For a comprehensive overview of the logistics, technical architecture, depth, and harmonization framework underlying the platform, please refer to the Complete360® platform page
Integrated Proteomic and Metabolomic Services Delivered Through Complete360®
Ultra-Deep. Clinically Reproducible. Translationally Ready.
Complete360® is engineered to deliver exceptional molecular depth with clinical-grade reproducibility across both body fluids and tissue. The platform is built to answer the two questions that matter most in translational science: how much biological information can be reliably captured from a single sample, and can that measurement be reproduced consistently across batches, cohorts, and time.
We operate across plasma, serum, CSF, urine, fresh tissue, FFPE, PBMCs, engineered cells, and longitudinal clinical samples under a harmonized acquisition and calibration architecture designed for stability under clinical pressure.
Depth: Seeing What Others Miss
Complete360® routinely quantifies more than 10,000 proteins per sample while preserving sensitivity for low-abundance, disease-defining biomarkers. The platform is optimized to detect proteins spanning wide dynamic ranges, including signaling molecules, immune mediators, intracellular leakage markers, and post-translational modifications. In tissue, we achieve deep coverage within complex microenvironments, resolving tumor–immune interactions and pathway activation states with structural consistency.
This depth is not incidental — it is engineered through acquisition architecture, internal calibration standards, signal optimization algorithms, and noise-suppression frameworks designed specifically for low-abundance detection. The result is expanded biological visibility without sacrificing quantitative discipline.

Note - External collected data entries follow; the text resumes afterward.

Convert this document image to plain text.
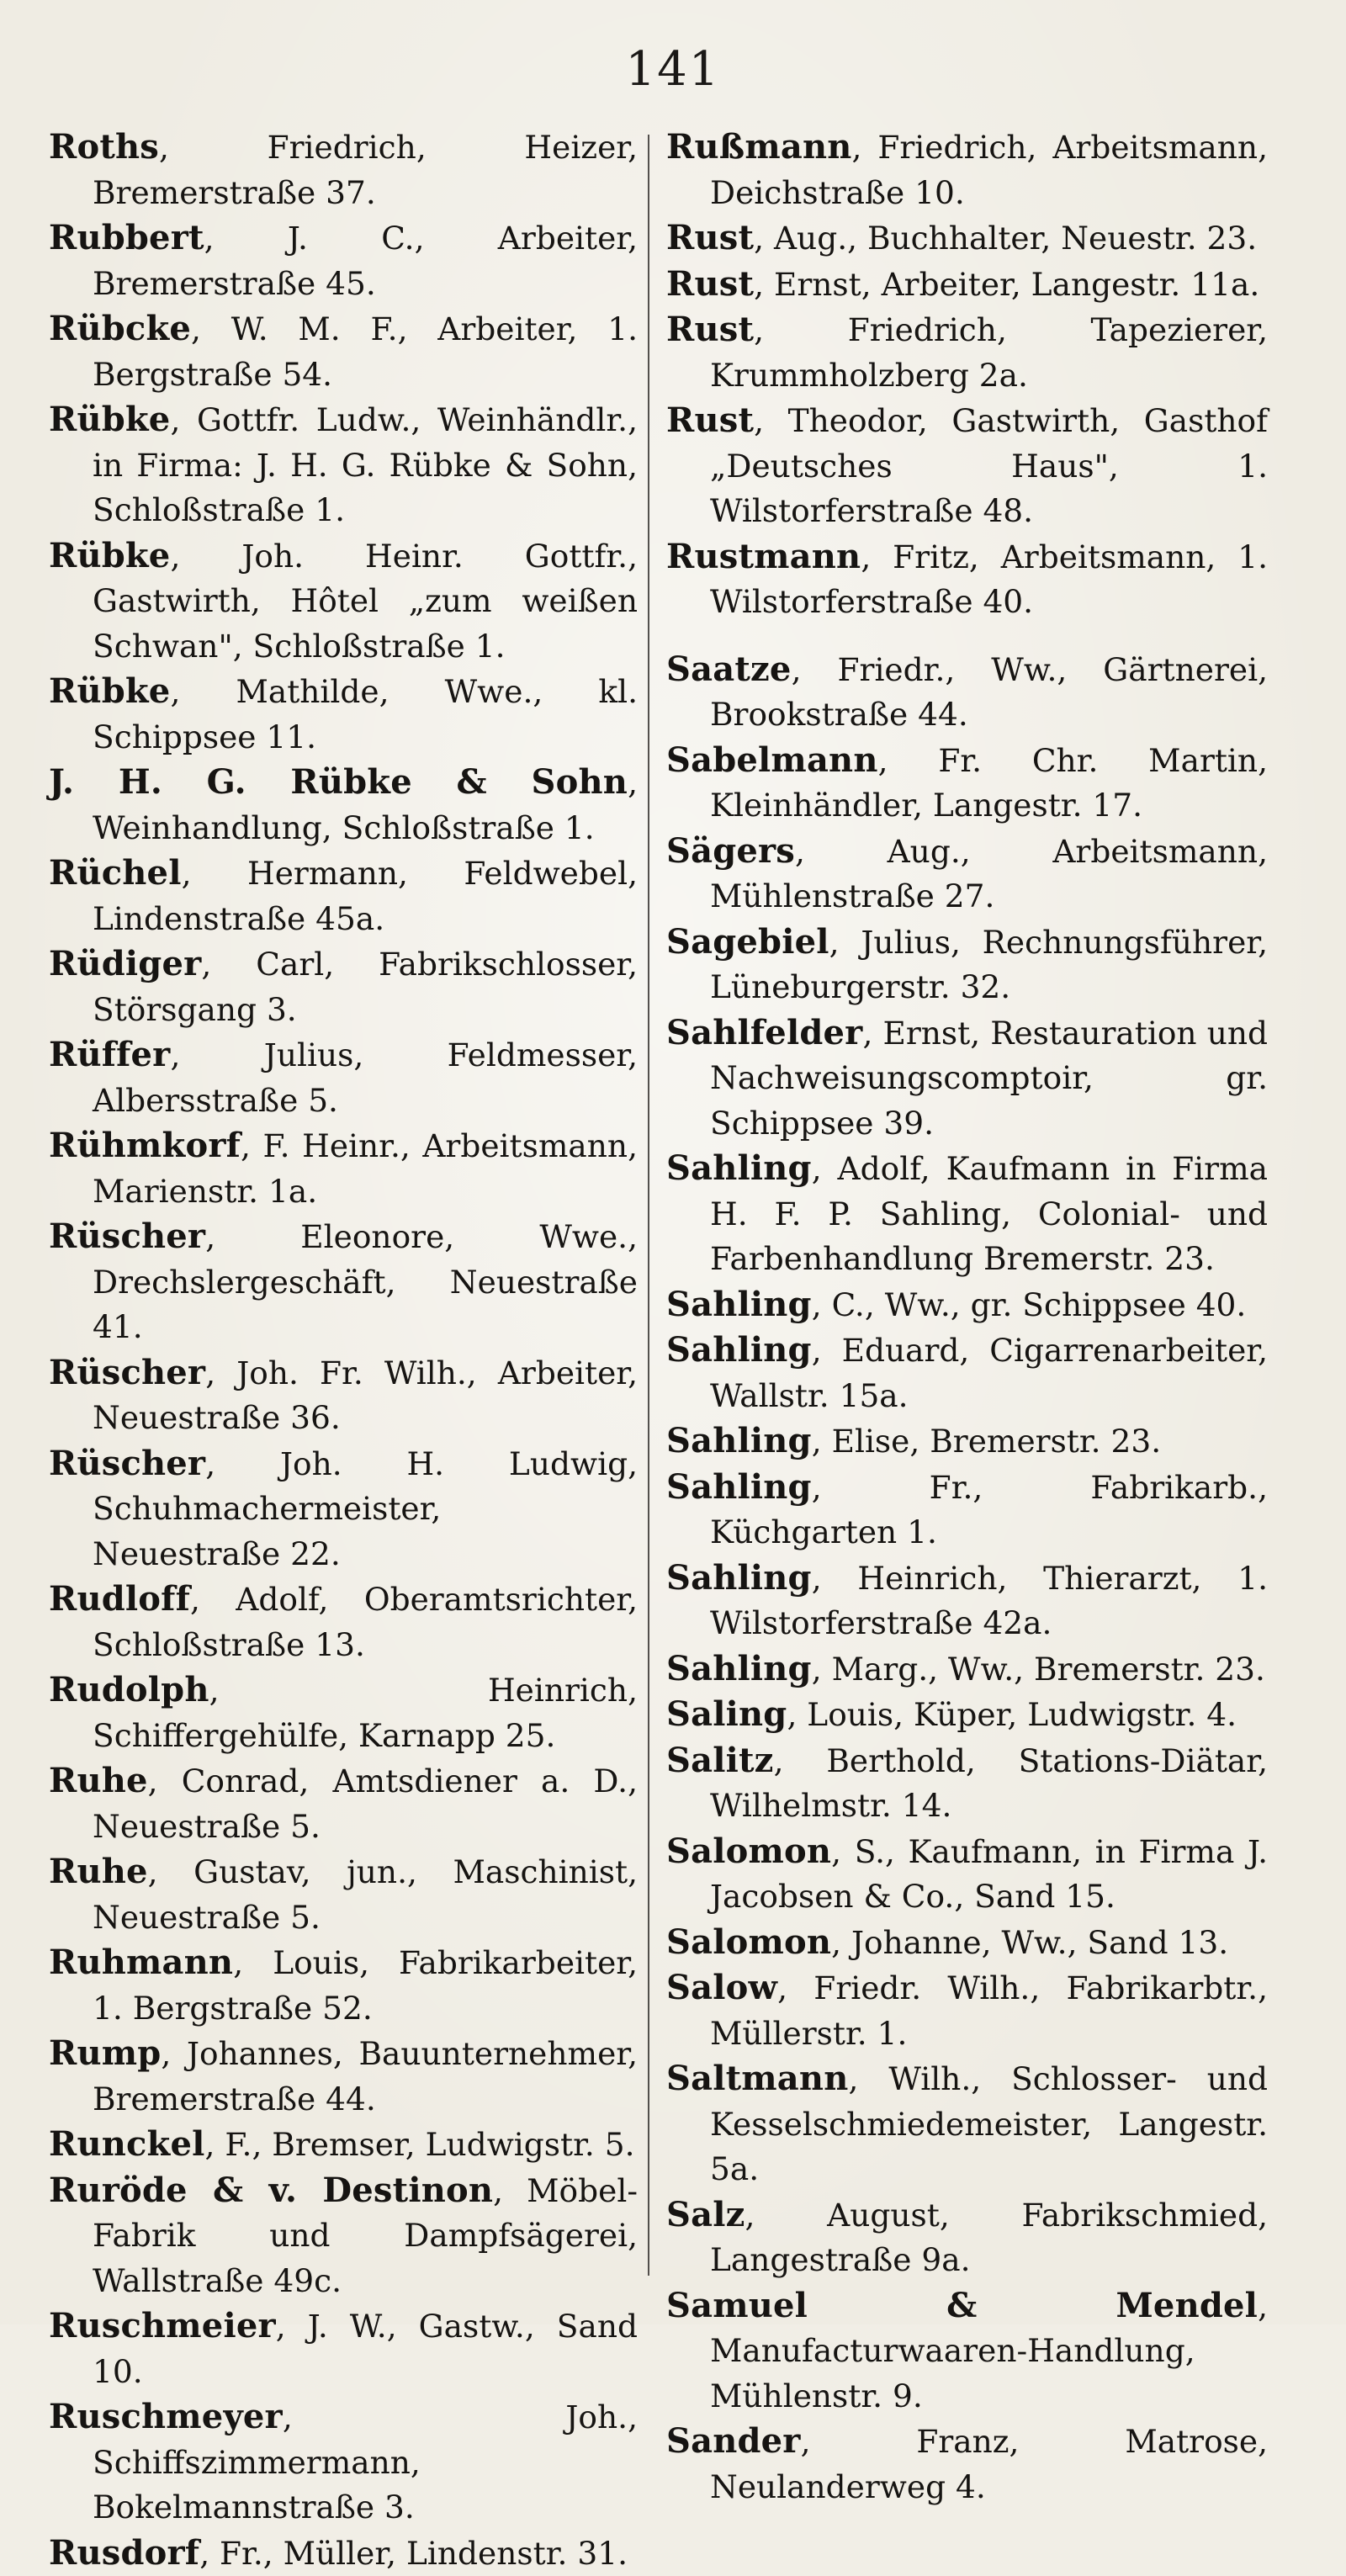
141

Roths, Friedrich, Heizer, Bremerstraße 37.

Rubbert, J. C., Arbeiter, Bremerstraße 45.

Rübcke, W. M. F., Arbeiter, 1. Bergstraße 54.

Rübke, Gottfr. Ludw., Weinhändlr., in Firma: J. H. G. Rübke & Sohn, Schloßstraße 1.

Rübke, Joh. Heinr. Gottfr., Gastwirth, Hôtel „zum weißen Schwan", Schloßstraße 1.

Rübke, Mathilde, Wwe., kl. Schippsee 11.

J. H. G. Rübke & Sohn, Weinhandlung, Schloßstraße 1.

Rüchel, Hermann, Feldwebel, Lindenstraße 45a.

Rüdiger, Carl, Fabrikschlosser, Störsgang 3.

Rüffer, Julius, Feldmesser, Albersstraße 5.

Rühmkorf, F. Heinr., Arbeitsmann, Marienstr. 1a.

Rüscher, Eleonore, Wwe., Drechslergeschäft, Neuestraße 41.

Rüscher, Joh. Fr. Wilh., Arbeiter, Neuestraße 36.

Rüscher, Joh. H. Ludwig, Schuhmachermeister, Neuestraße 22.

Rudloff, Adolf, Oberamtsrichter, Schloßstraße 13.

Rudolph, Heinrich, Schiffergehülfe, Karnapp 25.

Ruhe, Conrad, Amtsdiener a. D., Neuestraße 5.

Ruhe, Gustav, jun., Maschinist, Neuestraße 5.

Ruhmann, Louis, Fabrikarbeiter, 1. Bergstraße 52.

Rump, Johannes, Bauunternehmer, Bremerstraße 44.

Runckel, F., Bremser, Ludwigstr. 5.

Ruröde & v. Destinon, Möbel-Fabrik und Dampfsägerei, Wallstraße 49c.

Ruschmeier, J. W., Gastw., Sand 10.

Ruschmeyer, Joh., Schiffszimmermann, Bokelmannstraße 3.

Rusdorf, Fr., Müller, Lindenstr. 31.

Rußmann, Friedrich, Arbeitsmann, Deichstraße 10.

Rust, Aug., Buchhalter, Neuestr. 23.

Rust, Ernst, Arbeiter, Langestr. 11a.

Rust, Friedrich, Tapezierer, Krummholzberg 2a.

Rust, Theodor, Gastwirth, Gasthof „Deutsches Haus", 1. Wilstorferstraße 48.

Rustmann, Fritz, Arbeitsmann, 1. Wilstorferstraße 40.

Saatze, Friedr., Ww., Gärtnerei, Brookstraße 44.

Sabelmann, Fr. Chr. Martin, Kleinhändler, Langestr. 17.

Sägers, Aug., Arbeitsmann, Mühlenstraße 27.

Sagebiel, Julius, Rechnungsführer, Lüneburgerstr. 32.

Sahlfelder, Ernst, Restauration und Nachweisungscomptoir, gr. Schippsee 39.

Sahling, Adolf, Kaufmann in Firma H. F. P. Sahling, Colonial- und Farbenhandlung Bremerstr. 23.

Sahling, C., Ww., gr. Schippsee 40.

Sahling, Eduard, Cigarrenarbeiter, Wallstr. 15a.

Sahling, Elise, Bremerstr. 23.

Sahling, Fr., Fabrikarb., Küchgarten 1.

Sahling, Heinrich, Thierarzt, 1. Wilstorferstraße 42a.

Sahling, Marg., Ww., Bremerstr. 23.

Saling, Louis, Küper, Ludwigstr. 4.

Salitz, Berthold, Stations-Diätar, Wilhelmstr. 14.

Salomon, S., Kaufmann, in Firma J. Jacobsen & Co., Sand 15.

Salomon, Johanne, Ww., Sand 13.

Salow, Friedr. Wilh., Fabrikarbtr., Müllerstr. 1.

Saltmann, Wilh., Schlosser- und Kesselschmiedemeister, Langestr. 5a.

Salz, August, Fabrikschmied, Langestraße 9a.

Samuel & Mendel, Manufacturwaaren-Handlung, Mühlenstr. 9.

Sander, Franz, Matrose, Neulanderweg 4.
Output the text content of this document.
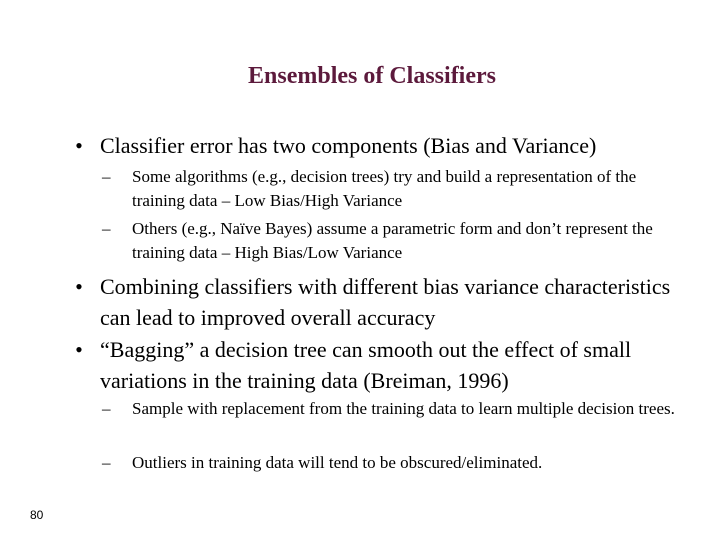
Ensembles of Classifiers
• Classifier error has two components (Bias and Variance)
– Some algorithms (e.g., decision trees) try and build a representation of the training data – Low Bias/High Variance
– Others (e.g., Naïve Bayes) assume a parametric form and don’t represent the training data – High Bias/Low Variance
• Combining classifiers with different bias variance characteristics can lead to improved overall accuracy
• “Bagging” a decision tree can smooth out the effect of small variations in the training data (Breiman, 1996)
– Sample with replacement from the training data to learn multiple decision trees.
– Outliers in training data will tend to be obscured/eliminated.
80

For metabolomics, the platform integrates targeted and pathway-resolved profiling to provide functional metabolic context alongside proteomic architecture, strengthening mechanistic interpretation and biomarker robustness.
Reproducibility: Engineered, Not Assumed
Depth without reproducibility has no clinical value. Complete360® is designed with cross-batch harmonization and longitudinal stability as core architectural principles. Standardized wet-lab workflows, controlled acquisition parameters, internal calibration systems, and AI-enabled harmonization algorithms ensure that measurements remain consistent across instruments, operators, and cohorts.
Circulating biomarkers identified in plasma can be directly validated in matched tissue under the same measurement framework, enabling systemic–tissue convergence without cross-platform variability. Longitudinal samples maintain signal stability suitable for disease monitoring, therapeutic response evaluation, and clinical trial endpoints.
Reproducibility is not evaluated post hoc — it is embedded into the acquisition architecture from the beginning.
Clinical Translation Without Rebuilding the Data
Because discovery, validation, and targeted panel development occur within the same architectural system, findings generated by Complete360® do not require reconfiguration before clinical application. The measurement framework is structured to support downstream clinical trials, biomarker qualification strategies, and regulatory documentation.
The platform’s calibration systems, harmonization methodologies, and quality control structure are engineered to align with FDA expectations for analytical validation, traceability, and reproducibility. Data generated within Complete360® is organized for direct integration into IND-enabling studies, pharmacodynamic assessments, and companion biomarker programs.
Research data does not need to be translated into a new system — it is born clinically structured.
A Platform Built for Translational Pressure
Complete360® has been validated across oncology, immunotherapy, and complex disease cohorts where sensitivity, stability, and longitudinal comparability are non-negotiable. The system compounds over time: each cohort strengthens calibration accuracy, expands biological reference depth, and increases cross-study harmonization power. When evaluating proteomics and metabolomics partners, the question is not simply how many proteins can be detected, but how deeply and how consistently they can be measured across real clinical conditions. Complete360® is built to deliver both.